There are a bunch of problems here:

  1. In C variables are NOT initialized 0 by default - check your wins and losses. Incrementing a variable requires reading it, and reading an uninitialized variable is instantly an undefined behavior.

  2. You can't return two values in C. You either make a wrapper that can hold two values and return a single wrapper, or pass pointers into your function and modify data at their address, or use static variables visible everywhere in a file. What you have instead is a comma operator, which always returns the second value.

  3. Your wins and losses variables declared in main() function aren't connected to wins and losses variables in rolldice() function in any way. Regarding the previous question, you might want to use pointers for that (although static variables would be easier).

  4. The logic behind you code is broken. This for loop is simulating a single game, and after getting either a win or a loss it should break;. But it doesn't, so even if you could see the results, they would be nonsensical.

  5. The return statement is inside of your for loop, always exiting after one iteration. This also obviously ruins the entire simulation.

  6. When comparing num[i] == num[0], you should check if i == 0, because otherwise it always succeeds and the player always wins.

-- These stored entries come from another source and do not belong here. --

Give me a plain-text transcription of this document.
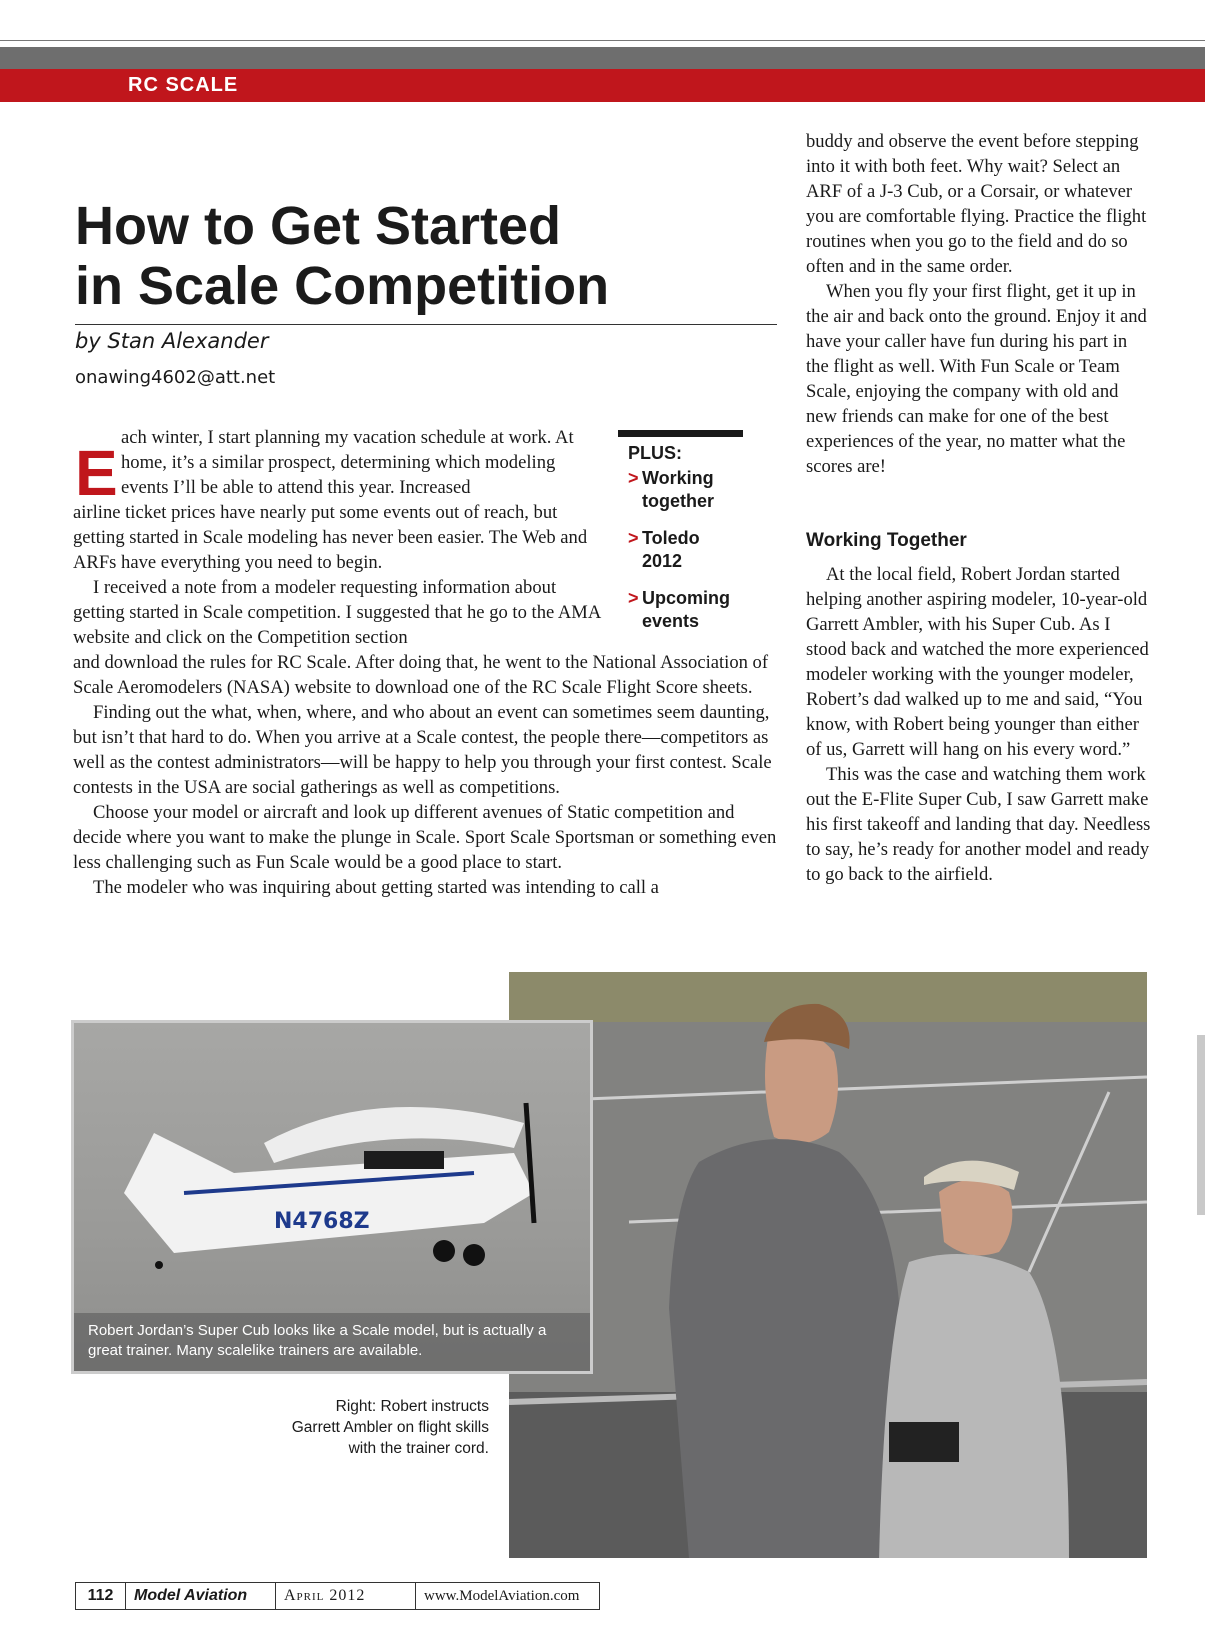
RC SCALE
How to Get Started
in Scale Competition
by Stan Alexander
onawing4602@att.net
E ach winter, I start planning my vacation schedule at work. At home, it’s a similar prospect, determining which modeling events I’ll be able to attend this year. Increased

airline ticket prices have nearly put some events out of reach, but getting started in Scale modeling has never been easier. The Web and ARFs have everything you need to begin.

I received a note from a modeler requesting information about getting started in Scale competition. I suggested that he go to the AMA website and click on the Competition section

and download the rules for RC Scale. After doing that, he went to the National Association of Scale Aeromodelers (NASA) website to download one of the RC Scale Flight Score sheets.

Finding out the what, when, where, and who about an event can sometimes seem daunting, but isn’t that hard to do. When you arrive at a Scale contest, the people there—competitors as well as the contest administrators—will be happy to help you through your first contest. Scale contests in the USA are social gatherings as well as competitions.

Choose your model or aircraft and look up different avenues of Static competition and decide where you want to make the plunge in Scale. Sport Scale Sportsman or something even less challenging such as Fun Scale would be a good place to start.

The modeler who was inquiring about getting started was intending to call a

PLUS:
> Working together
> Toledo 2012
> Upcoming events

buddy and observe the event before stepping into it with both feet. Why wait? Select an ARF of a J-3 Cub, or a Corsair, or whatever you are comfortable flying. Practice the flight routines when you go to the field and do so often and in the same order.

When you fly your first flight, get it up in the air and back onto the ground. Enjoy it and have your caller have fun during his part in the flight as well. With Fun Scale or Team Scale, enjoying the company with old and new friends can make for one of the best experiences of the year, no matter what the scores are!

Working Together

At the local field, Robert Jordan started helping another aspiring modeler, 10-year-old Garrett Ambler, with his Super Cub. As I stood back and watched the more experienced modeler working with the younger modeler, Robert’s dad walked up to me and said, “You know, with Robert being younger than either of us, Garrett will hang on his every word.”

This was the case and watching them work out the E-Flite Super Cub, I saw Garrett make his first takeoff and landing that day. Needless to say, he’s ready for another model and ready to go back to the airfield.

N4768Z
Robert Jordan’s Super Cub looks like a Scale model, but is actually a great trainer. Many scalelike trainers are available.
Right: Robert instructs Garrett Ambler on flight skills with the trainer cord.
112	Model Aviation	April 2012	www.ModelAviation.com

Fixing these problems gives the minimum fixes required for your code to work:

#include <stdio.h>
#include <stdlib.h>
#include <time.h>
#include <stdbool.h>

int wins = 0;
int losses = 0;

int rolldice()
{
    int num[1000];
    
    srand(time(NULL));
    
    for (int game = 0; game < 1000; game++)
    {
        for(int i = 0; true; i++) // simulate a single game
        {
            int dice1 = (rand() % 6) + 1;
            int dice2 = (rand() % 6) + 1;
            
            num[i] = dice1 + dice2;
    
            if (num[0] == 7)
            {
                wins++;
                break;
            }
            
            if (num[0] != 7 && num[i] == num[0] && i != 0)
            {
                wins++;
                break;
            }
            if (num[0] != 7 && num[i] == 7)
            {
                losses++;
                break;
            }  
        }
    }
}   

int main()
{
    rolldice();
    printf("wins: %d \nlosses: %d", wins, losses);
}

This code is as close to yours as possible, except this version is working. However, there are a bunch of other improvements that can be made, see other comments for that.